Eric Clapton: I Shot The Sheriff
Du culte film punko-skaphile Rude Boy, sorti en 1980, on se souvient peut-être de la trépidante performance de The Clash à Hyde Park dans le cadre d'un énorme concert organisé, deux ans plus tôt, par le mouvement "Rock Against Racism" contre l'influence grandissante du fangeux National Front... C'est d'ailleurs à un habitué des concerts de charité, Eric Clapton lui-même, qu'on doit la tenue de cette légendaire soirée, mais pas pour les raisons que l'on croit...
Tout part d'un autre concert donné, celui-là, par God himself à Birmingham, le 5 août 1976. Pourtant peu habitué aux coups d'éclat, le guitariste, enfoncé dans la drogue depuis des années et, ce soir-là, copieusement bourré pour varier les plaisirs, harangue la salle dès la fin de son premier titre : "Est-ce que nous avons des étrangers dans le public ce soir ? Si oui, levez la main, s'il vous-plaît..." Déplorant alors que l'Angleterre soit devenue "overcrowded", le guitariste enjoint son public à voter pour Enoch Powell, fort douteux Conservateur aux idées populistes notoires, pour empêcher que la Grande-Bretagne ne devienne "a black colony". Ouch...
Rappelons, pour les plus jeunes, que Enoch Powell s'était distingué en 1968 avec un discours xénophobe enflammé, aux accents bibliques, connu, depuis, comme le "River of Blood Speech", et qui contenait notamment ce passage grinçant : "Il est souhaitable que s'organise un flux régulier de rapatriement volontaire pour les individus qui ne veulent pas ou ne peuvent pas s'intégrer (...). Ce pays ne sera plus digne d'être habité par nos enfants. Comme les Romains, il me semble voir le Tibre se couvrir de sang...". Ambiance.

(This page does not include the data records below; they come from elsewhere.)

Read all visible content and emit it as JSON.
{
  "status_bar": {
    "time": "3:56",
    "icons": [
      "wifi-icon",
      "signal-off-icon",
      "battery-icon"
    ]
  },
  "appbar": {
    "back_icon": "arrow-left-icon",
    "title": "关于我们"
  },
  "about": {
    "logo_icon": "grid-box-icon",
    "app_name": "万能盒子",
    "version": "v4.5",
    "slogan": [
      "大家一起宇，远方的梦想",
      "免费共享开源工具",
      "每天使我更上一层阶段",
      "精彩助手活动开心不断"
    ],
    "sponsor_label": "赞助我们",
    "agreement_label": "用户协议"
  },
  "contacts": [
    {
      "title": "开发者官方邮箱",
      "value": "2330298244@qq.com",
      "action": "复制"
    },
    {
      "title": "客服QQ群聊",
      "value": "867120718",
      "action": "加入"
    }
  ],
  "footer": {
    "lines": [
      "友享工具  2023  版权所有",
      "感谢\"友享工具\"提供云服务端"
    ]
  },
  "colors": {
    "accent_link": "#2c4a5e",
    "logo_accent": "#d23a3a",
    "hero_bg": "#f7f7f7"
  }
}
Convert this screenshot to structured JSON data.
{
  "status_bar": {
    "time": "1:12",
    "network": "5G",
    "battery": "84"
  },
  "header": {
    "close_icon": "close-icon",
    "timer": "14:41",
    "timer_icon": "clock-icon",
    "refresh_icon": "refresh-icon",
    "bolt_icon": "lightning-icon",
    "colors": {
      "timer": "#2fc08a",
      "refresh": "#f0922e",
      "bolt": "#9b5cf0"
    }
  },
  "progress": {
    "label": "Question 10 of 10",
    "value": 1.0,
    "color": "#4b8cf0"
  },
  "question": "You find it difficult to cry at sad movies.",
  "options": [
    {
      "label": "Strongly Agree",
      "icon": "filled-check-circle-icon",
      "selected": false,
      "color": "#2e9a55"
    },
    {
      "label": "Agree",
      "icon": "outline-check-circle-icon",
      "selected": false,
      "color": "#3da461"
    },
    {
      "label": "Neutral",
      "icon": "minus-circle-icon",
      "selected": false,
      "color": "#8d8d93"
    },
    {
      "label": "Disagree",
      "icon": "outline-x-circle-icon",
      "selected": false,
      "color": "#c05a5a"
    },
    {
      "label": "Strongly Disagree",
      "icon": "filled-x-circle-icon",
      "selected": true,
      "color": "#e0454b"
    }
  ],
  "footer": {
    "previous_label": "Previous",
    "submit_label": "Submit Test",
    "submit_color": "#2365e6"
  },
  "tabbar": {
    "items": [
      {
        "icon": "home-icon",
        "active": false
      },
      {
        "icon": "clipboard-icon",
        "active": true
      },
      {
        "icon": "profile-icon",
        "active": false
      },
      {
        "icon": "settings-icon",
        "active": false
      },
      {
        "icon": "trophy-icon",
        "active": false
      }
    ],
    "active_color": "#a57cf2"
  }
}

C'est, du reste, également à cette époque qu'un Bowie sévèrement poudré défila en Mercedes vintage devant la Victoria Station en effectuant le salut nazi et en déclarant, en manière de justification, que "Britain could benefit from a fascist leader"... Si le père de Ziggy a nié, depuis, l'existence même de ce triste épisode (ce qui n'empêcha pas l'intéressé de glisser un "to be insulted by these fascists is so degrading" dans son "It's No Game (Pt. 1)" en 1980), Clapton, lui, a toujours assumé le sien et a refusé de justifier des propos... Il prit soin néanmoins de jouer avec un backing-band exclusivement noir pour son concert suivant mais il s'en fut de dix longues années avant qu'il ne rejoue dans la capitale...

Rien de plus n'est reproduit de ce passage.